Brits divided on temp rights

Hannah ThompsonYouGovLabs and UK Public Opinion Website Editor
October 21, 2011, 2:07 PM GMT+0

British public opinion is split over whether temporary workers should be granted the same rights as their full-time counterparts, our poll has found, as new EU regulations on the issue come into force. While two fifths of people would support new regulations to give ‘temps’ equal working rights,a similar proportion of Brits would oppose this change and feel that in a struggling economic climate, the move could have a negative impact on small businesses.

  • 43% of Brits oppose EU regulations that grant ‘temps’ equal rights to permanent workers, such as the same salaries, holiday allowances and overtime pay
  • 40% of people support such a change

Opinion on this policy divides clearly along party lines.

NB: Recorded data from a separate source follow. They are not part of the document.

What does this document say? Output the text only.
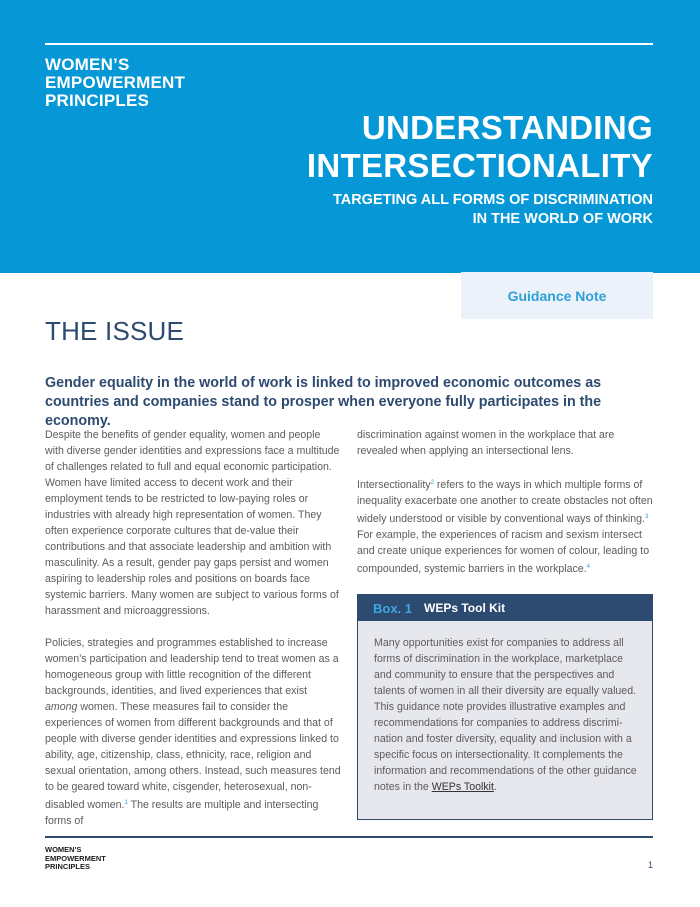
WOMEN’S
EMPOWERMENT
PRINCIPLES
UNDERSTANDING
INTERSECTIONALITY
TARGETING ALL FORMS OF DISCRIMINATION
IN THE WORLD OF WORK
Guidance Note
THE ISSUE

Gender equality in the world of work is linked to improved economic outcomes as countries and companies stand to prosper when everyone fully participates in the economy.

Despite the benefits of gender equality, women and people with diverse gender identities and expressions face a multitude of challenges related to full and equal economic participation. Women have limited access to decent work and their employment tends to be restricted to low-paying roles or industries with already high representation of women. They often experience corporate cultures that de-value their contributions and that associate leadership and ambition with masculinity. As a result, gender pay gaps persist and women aspiring to leadership roles and positions on boards face systemic barriers. Many women are subject to various forms of harassment and microaggressions.

Policies, strategies and programmes established to increase women’s participation and leadership tend to treat women as a homogeneous group with little recognition of the different backgrounds, identities, and lived experiences that exist among women. These measures fail to consider the experiences of women from different backgrounds and that of people with diverse gender identities and expressions linked to ability, age, citizenship, class, ethnicity, race, religion and sexual orientation, among others. Instead, such measures tend to be geared toward white, cisgender, heterosexual, non-disabled women.$^1$ The results are multiple and intersecting forms of

discrimination against women in the workplace that are revealed when applying an intersectional lens.

Intersectionality$^2$ refers to the ways in which multiple forms of inequality exacerbate one another to create obstacles not often widely understood or visible by conventional ways of thinking.$^3$ For example, the experiences of racism and sexism intersect and create unique experiences for women of colour, leading to compounded, systemic barriers in the workplace.$^4$

Box. 1 WEPs Tool Kit
Many opportunities exist for companies to address all forms of discrimination in the workplace, marketplace and community to ensure that the perspectives and talents of women in all their diversity are equally valued. This guidance note provides illustrative examples and recommendations for companies to address discrimination and foster diversity, equality and inclusion with a specific focus on intersectionality. It complements the information and recommendations of the other guidance notes in the WEPs Toolkit.
WOMEN'S
EMPOWERMENT
PRINCIPLES	1
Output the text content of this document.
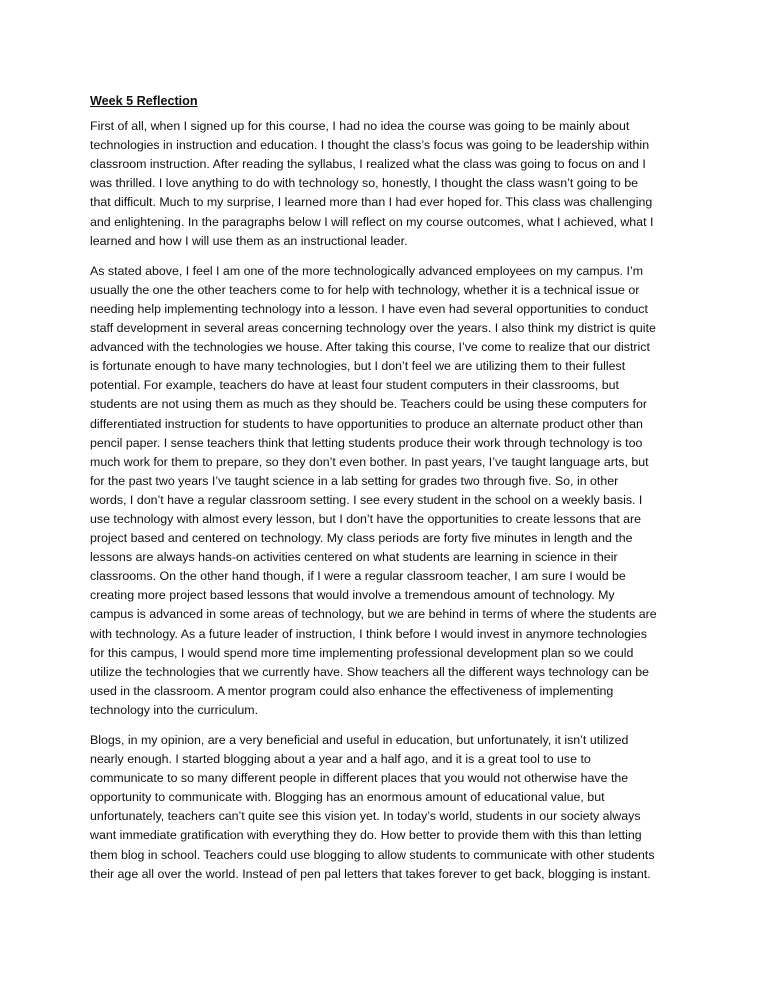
Week 5 Reflection
First of all, when I signed up for this course, I had no idea the course was going to be mainly about
technologies in instruction and education. I thought the class’s focus was going to be leadership within
classroom instruction. After reading the syllabus, I realized what the class was going to focus on and I
was thrilled. I love anything to do with technology so, honestly, I thought the class wasn’t going to be
that difficult. Much to my surprise, I learned more than I had ever hoped for. This class was challenging
and enlightening. In the paragraphs below I will reflect on my course outcomes, what I achieved, what I
learned and how I will use them as an instructional leader.
As stated above, I feel I am one of the more technologically advanced employees on my campus. I’m
usually the one the other teachers come to for help with technology, whether it is a technical issue or
needing help implementing technology into a lesson. I have even had several opportunities to conduct
staff development in several areas concerning technology over the years. I also think my district is quite
advanced with the technologies we house. After taking this course, I’ve come to realize that our district
is fortunate enough to have many technologies, but I don’t feel we are utilizing them to their fullest
potential. For example, teachers do have at least four student computers in their classrooms, but
students are not using them as much as they should be. Teachers could be using these computers for
differentiated instruction for students to have opportunities to produce an alternate product other than
pencil paper. I sense teachers think that letting students produce their work through technology is too
much work for them to prepare, so they don’t even bother. In past years, I’ve taught language arts, but
for the past two years I’ve taught science in a lab setting for grades two through five. So, in other
words, I don’t have a regular classroom setting. I see every student in the school on a weekly basis. I
use technology with almost every lesson, but I don’t have the opportunities to create lessons that are
project based and centered on technology. My class periods are forty five minutes in length and the
lessons are always hands-on activities centered on what students are learning in science in their
classrooms. On the other hand though, if I were a regular classroom teacher, I am sure I would be
creating more project based lessons that would involve a tremendous amount of technology. My
campus is advanced in some areas of technology, but we are behind in terms of where the students are
with technology. As a future leader of instruction, I think before I would invest in anymore technologies
for this campus, I would spend more time implementing professional development plan so we could
utilize the technologies that we currently have. Show teachers all the different ways technology can be
used in the classroom. A mentor program could also enhance the effectiveness of implementing
technology into the curriculum.
Blogs, in my opinion, are a very beneficial and useful in education, but unfortunately, it isn’t utilized
nearly enough. I started blogging about a year and a half ago, and it is a great tool to use to
communicate to so many different people in different places that you would not otherwise have the
opportunity to communicate with. Blogging has an enormous amount of educational value, but
unfortunately, teachers can’t quite see this vision yet. In today’s world, students in our society always
want immediate gratification with everything they do. How better to provide them with this than letting
them blog in school. Teachers could use blogging to allow students to communicate with other students
their age all over the world. Instead of pen pal letters that takes forever to get back, blogging is instant.
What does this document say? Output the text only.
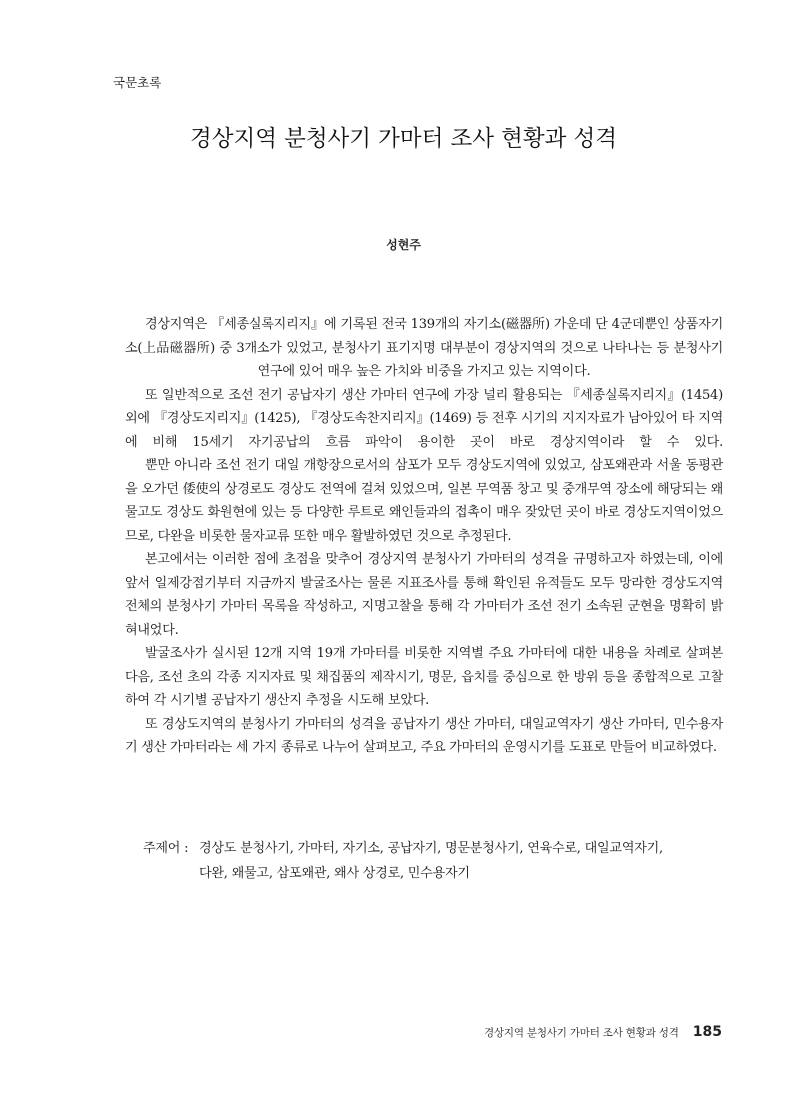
국문초록
경상지역 분청사기 가마터 조사 현황과 성격
성현주

경상지역은 『세종실록지리지』에 기록된 전국 139개의 자기소(磁器所) 가운데 단 4군데뿐인 상품자기소(上品磁器所) 중 3개소가 있었고, 분청사기 표기지명 대부분이 경상지역의 것으로 나타나는 등 분청사기 연구에 있어 매우 높은 가치와 비중을 가지고 있는 지역이다.

또 일반적으로 조선 전기 공납자기 생산 가마터 연구에 가장 널리 활용되는 『세종실록지리지』(1454) 외에 『경상도지리지』(1425), 『경상도속찬지리지』(1469) 등 전후 시기의 지지자료가 남아있어 타 지역에 비해 15세기 자기공납의 흐름 파악이 용이한 곳이 바로 경상지역이라 할 수 있다.

뿐만 아니라 조선 전기 대일 개항장으로서의 삼포가 모두 경상도지역에 있었고, 삼포왜관과 서울 동평관을 오가던 倭使의 상경로도 경상도 전역에 걸쳐 있었으며, 일본 무역품 창고 및 중개무역 장소에 해당되는 왜물고도 경상도 화원현에 있는 등 다양한 루트로 왜인들과의 접촉이 매우 잦았던 곳이 바로 경상도지역이었으므로, 다완을 비롯한 물자교류 또한 매우 활발하였던 것으로 추정된다.

본고에서는 이러한 점에 초점을 맞추어 경상지역 분청사기 가마터의 성격을 규명하고자 하였는데, 이에 앞서 일제강점기부터 지금까지 발굴조사는 물론 지표조사를 통해 확인된 유적들도 모두 망라한 경상도지역 전체의 분청사기 가마터 목록을 작성하고, 지명고찰을 통해 각 가마터가 조선 전기 소속된 군현을 명확히 밝혀내었다.

발굴조사가 실시된 12개 지역 19개 가마터를 비롯한 지역별 주요 가마터에 대한 내용을 차례로 살펴본 다음, 조선 초의 각종 지지자료 및 채집품의 제작시기, 명문, 읍치를 중심으로 한 방위 등을 종합적으로 고찰하여 각 시기별 공납자기 생산지 추정을 시도해 보았다.

또 경상도지역의 분청사기 가마터의 성격을 공납자기 생산 가마터, 대일교역자기 생산 가마터, 민수용자기 생산 가마터라는 세 가지 종류로 나누어 살펴보고, 주요 가마터의 운영시기를 도표로 만들어 비교하였다.

주제어 : 경상도 분청사기, 가마터, 자기소, 공납자기, 명문분청사기, 연육수로, 대일교역자기,
다완, 왜물고, 삼포왜관, 왜사 상경로, 민수용자기
경상지역 분청사기 가마터 조사 현황과 성격 185
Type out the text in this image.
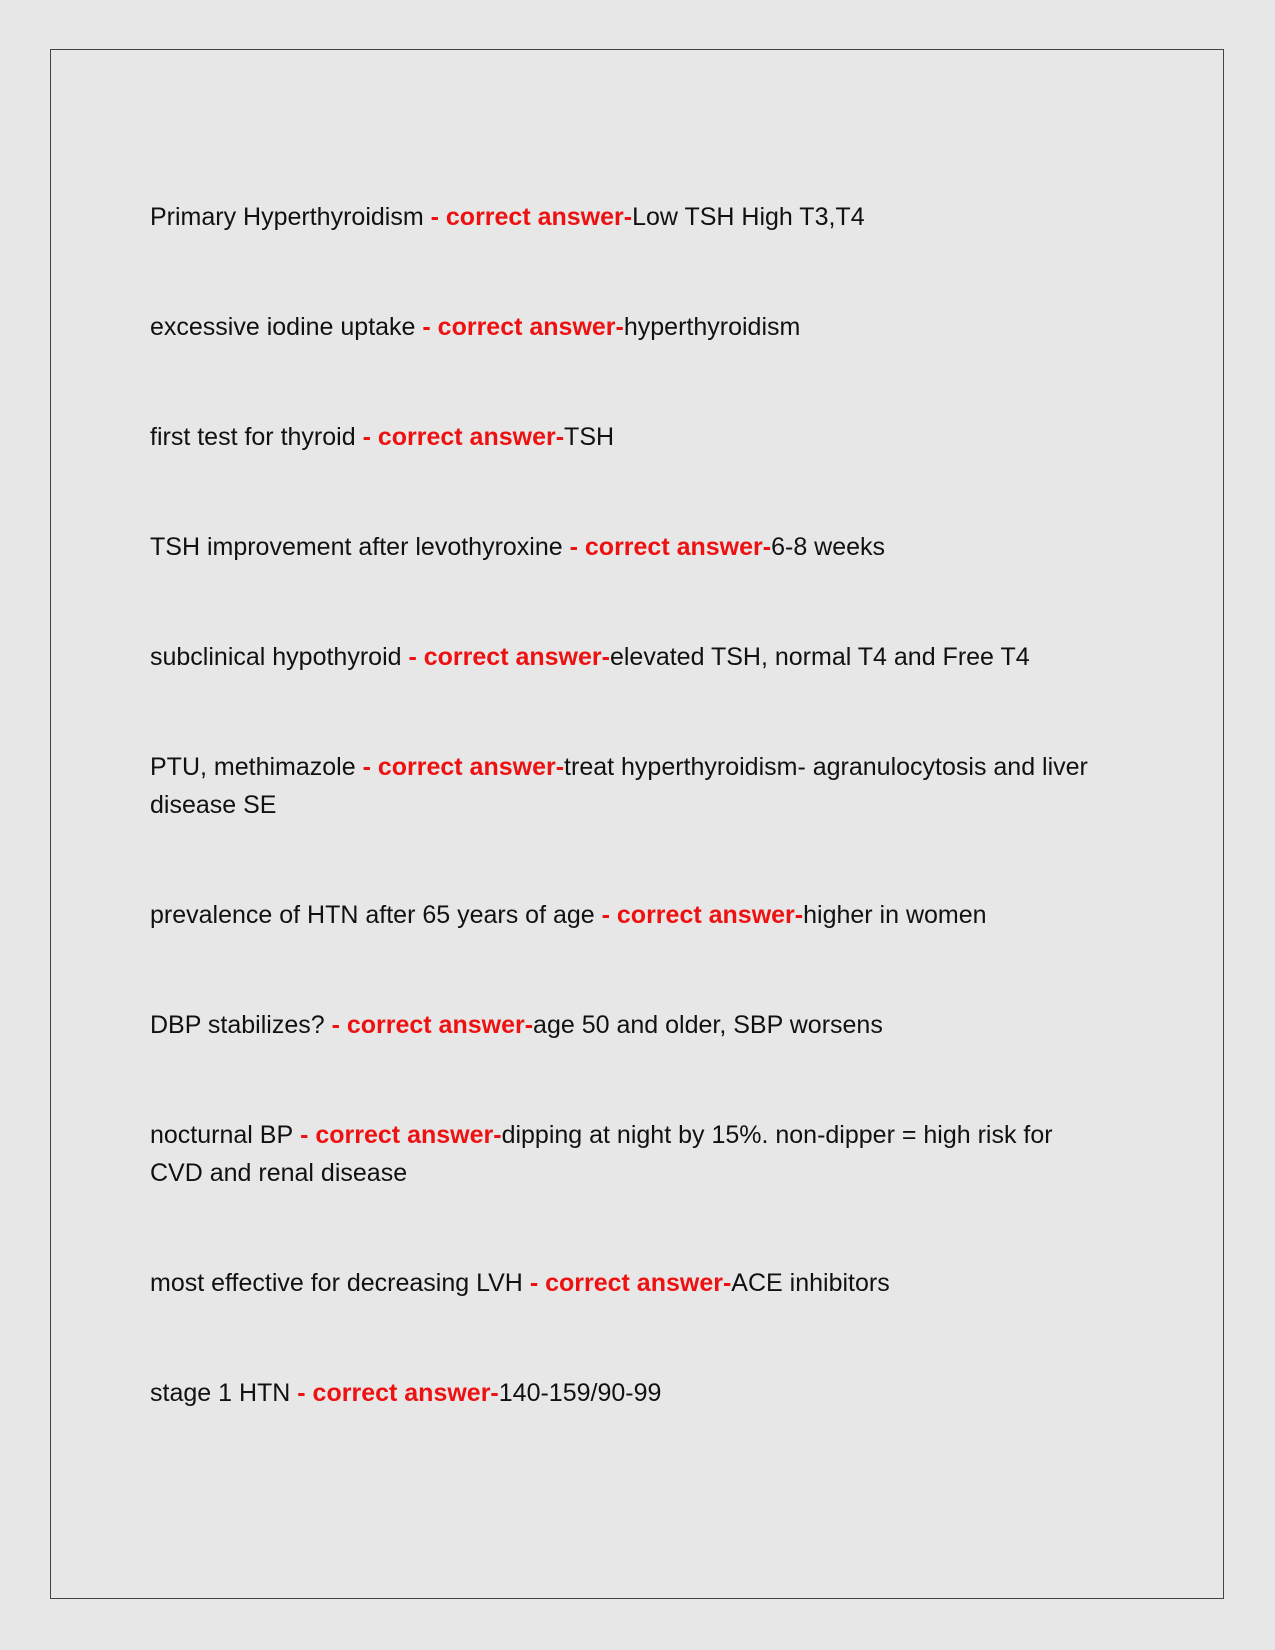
Primary Hyperthyroidism - correct answer-Low TSH High T3,T4
excessive iodine uptake - correct answer-hyperthyroidism
first test for thyroid - correct answer-TSH
TSH improvement after levothyroxine - correct answer-6-8 weeks
subclinical hypothyroid - correct answer-elevated TSH, normal T4 and Free T4
PTU, methimazole - correct answer-treat hyperthyroidism- agranulocytosis and liver disease SE
prevalence of HTN after 65 years of age - correct answer-higher in women
DBP stabilizes? - correct answer-age 50 and older, SBP worsens
nocturnal BP - correct answer-dipping at night by 15%. non-dipper = high risk for CVD and renal disease
most effective for decreasing LVH - correct answer-ACE inhibitors
stage 1 HTN - correct answer-140-159/90-99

  • While 56% of Labour voters say they support the move, just 23% of Conservatives agree
  • Compared to two thirds of Conservatives (66%) and under a third (30%) of Labour supporters who oppose the change

‘A fairer deal at work’

Opinion is divided over whether new EU regulations (from a European Directive) giving ‘temp’ workers the same rights as their full-time colleagues is a good idea. The regulations mean that after three months in the same position, temporary workers will be granted the same salary and holiday rights as those in a full-time contract.

TUC General Secretary, Brendan Barber has said that these new rights for temporary workers ‘are an important step forward’ that will help the ‘UK's hundreds of thousands’ of temporary workers to get ‘a fairer deal at work’.

The ‘cost’ of equal rights

However, critics say the new regulations could end up costing businesses money when budgets are already tight, and could lead to employers terminating temporary contracts earlier than usual in order to circumvent the new rules.

Adam Marshall, policy director at the British Chambers of Commerce, told the BBC that ‘many businesses rely on flexible labour in the form of agency workers’ and that ‘there is still a demand for flexible, low-skilled labour’.

But he added that some companies will ‘use fewer agency workers as a direct result of the regulation. By reducing the flexibility in our workforce,’ he added, ‘the directive could damage recovery at a time when we need it most.’

The regulations came into effect in the UK from the beginning of this month.